Folha de S.Paulo

‘Os Intocáveis’ faz o melhor retrato do período

- Thales de Menezes

são paulo Numa entrevista, o cineasta americano Brian De Palma disse que ficou inseguro ao escalar Robert De Niro no papel de Al Capone em “Os Intocáveis”, em 1987. Ele tinha receio que um astro tão carismátic­o pudesse fazer a plateia torcer a favor do maior gângster da história.

“Os Intocáveis” permanece o melhor filme que retrata a época da Lei Seca, sucesso de crítica e público. É difícil medir o peso de De Niro nesse desempenho, já que o elenco tinha entre os “mocinhos” astros como Kevin Costner, então o nome mais quente em Hollywood, e Sean Connery.

A lei foi um prato cheio para contadores de histórias. Era possível criar enredos com bandidos de pequenas quadrilhas que fabricavam bebida pelo interior ou retratar as gangues que dominavam cidades, notadament­e Chicago.

Foram centenas de lançamento­s de “pulp fiction”, mas a vocação desse tipo de literatura ligeira fez com que poucos autores levados a sério pela crítica se dedicassem a ele.

Nas livrarias brasileira­s, talvez o único título de autor relevante em catálogo seja “Os Filhos da Noite”, lançado pela Companhia das Letras. Foi escrito por Dennis Lehane, do best-seller “Sobre Meninos e Lobos”. Conta, em tom épico, a história de um ladrãozinh­o de Boston que se torna o rei da bebida ilegal no sul do país.

A melhor pedida para uma novela poderosa sobre a Lei Seca é para quem domina o inglês: “The Moonshine War” (1969), do lendário Elmore Leonard, gigante dos romances policiais e de faroeste. O livro virou filme, dirigido por Richard Quine em 1970. Passou no Brasil como “Guerra dos Contraband­istas”, mas não tem a força do livro.

A Lei Seca está bem servida nas telas.

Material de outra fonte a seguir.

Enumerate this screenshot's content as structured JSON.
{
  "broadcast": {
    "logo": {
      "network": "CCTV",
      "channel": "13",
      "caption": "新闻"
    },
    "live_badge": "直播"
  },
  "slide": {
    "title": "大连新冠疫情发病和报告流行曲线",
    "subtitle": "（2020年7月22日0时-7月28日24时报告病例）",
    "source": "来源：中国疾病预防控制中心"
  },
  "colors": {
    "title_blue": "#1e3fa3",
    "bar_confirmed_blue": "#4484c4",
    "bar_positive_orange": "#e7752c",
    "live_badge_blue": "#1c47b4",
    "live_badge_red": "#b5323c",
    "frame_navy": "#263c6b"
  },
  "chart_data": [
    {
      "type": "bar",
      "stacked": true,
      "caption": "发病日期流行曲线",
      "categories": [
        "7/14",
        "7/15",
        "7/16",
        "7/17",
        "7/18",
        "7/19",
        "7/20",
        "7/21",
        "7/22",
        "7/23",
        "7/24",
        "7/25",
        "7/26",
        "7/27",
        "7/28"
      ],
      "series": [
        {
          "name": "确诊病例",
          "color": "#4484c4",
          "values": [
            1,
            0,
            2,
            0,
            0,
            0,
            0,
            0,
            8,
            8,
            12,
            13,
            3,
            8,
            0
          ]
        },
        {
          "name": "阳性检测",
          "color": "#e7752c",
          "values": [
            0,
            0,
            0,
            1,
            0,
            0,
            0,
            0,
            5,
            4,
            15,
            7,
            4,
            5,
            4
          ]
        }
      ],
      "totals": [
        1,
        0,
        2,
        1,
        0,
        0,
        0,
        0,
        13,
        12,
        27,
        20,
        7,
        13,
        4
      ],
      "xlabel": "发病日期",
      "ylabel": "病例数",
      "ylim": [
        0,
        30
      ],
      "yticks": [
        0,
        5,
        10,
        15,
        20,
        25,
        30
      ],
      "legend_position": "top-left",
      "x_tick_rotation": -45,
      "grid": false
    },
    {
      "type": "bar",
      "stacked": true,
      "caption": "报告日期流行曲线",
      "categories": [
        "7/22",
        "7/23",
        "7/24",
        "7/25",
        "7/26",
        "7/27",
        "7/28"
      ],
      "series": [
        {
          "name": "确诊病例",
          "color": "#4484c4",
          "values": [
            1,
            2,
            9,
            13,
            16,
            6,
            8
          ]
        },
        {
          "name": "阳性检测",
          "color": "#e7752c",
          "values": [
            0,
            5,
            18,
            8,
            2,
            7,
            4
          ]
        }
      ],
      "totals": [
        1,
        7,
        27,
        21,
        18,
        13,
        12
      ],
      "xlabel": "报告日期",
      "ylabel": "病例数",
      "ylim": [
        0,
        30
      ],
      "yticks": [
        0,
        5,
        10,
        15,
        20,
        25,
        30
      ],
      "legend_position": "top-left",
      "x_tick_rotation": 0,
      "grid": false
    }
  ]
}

E o segredo do sucesso está em centrar o foco em personagen­s intensos. Nenhum se compara a Al Capone. O gângster que aterrorizo­u a América já foi retratado em mais de 30 longas.

O filme com mais detalhes sobre ele é “Al Capone”, de 1959. Embora traga uma personific­ação magistral de Rod Steiger, a direção convencion­al e sem talento de Richard Wilson sabota o filme.

O personagem brilha mesmo em “Os Intocáveis”, e não só por De Niro, mas por confrontá-lo com dois bons oponentes. Connery passeia seu charme na tela num papel que deu a ele o Oscar de melhor ator coadjuvant­e. Mas é Costner que aproveita a chance de se tornar definitiva­mente um astro. Ele interpreta Eliot Ness, chefe dos agentes que perseguem Capone.

Na época, Costner superou as comparaçõe­s com Robert Stack, que fez o papel de Ness na TV americana, entre 1959 e 1963, com muito sucesso.

O verdadeiro Al Capone inspirou um violento gângster de ficção, Tony Camonte, também com Chicago como cenário. O livro “Scarface”, escrito por Armitage Trail em 1929, se transformo­u em filme três anos depois.

“Scarface: A Vergonha de uma Nação” foi o maior filme de gângster feito durante a vigência da Lei Seca. E consagrou o ator Paul Muni, até então pouco valorizado.

É bom não confundir o filme de 1932 com o “Scarface” que De Palma rodou em 1983, com Al Pacino —filme irregular, às vezes genial, mas sem nada a ver com a Lei Seca.

Um fato real transforma­do em filme aconteceu no Dia dos Namorados de 1929, em Chicago. Foi a chacina de sete dos criminosos mais procurados pela polícia, num caso que envolveu traição e extrema violência. “O Massacre de Chicago” (1967), dirigido por Roger Corman, tem uma crueza rara em Hollywood.

Por outro lado, um dos filmes mais adoráveis sobre o universo gângster tem pouco a ver com a realidade brutal. “Robin Hood de Chicago” reuniu em 1964 o chamado “rat pack”, amigos atores que também eram cantores e playboys, liderados por Frank Sinatra nos anos 1950 e 1960.

Nessa mesma linha “suave”, “Os Aventureir­os do Lucky Lady” (1975) traz dois dos nomes mais fortes na bilheteria dos anos 1970, Burt Reynolds e Liza Minelli. Ao lado de Gene Hackman, fazem uma divertida visão da Lei Seca.

Para falar também de filmes mais recentes, Bruce Willis atua no ótimo “O Último Matador” (1996), e vale ver “Os Infratores” (2012), bom drama sobre pequenos fabricante­s de bebida ilegal.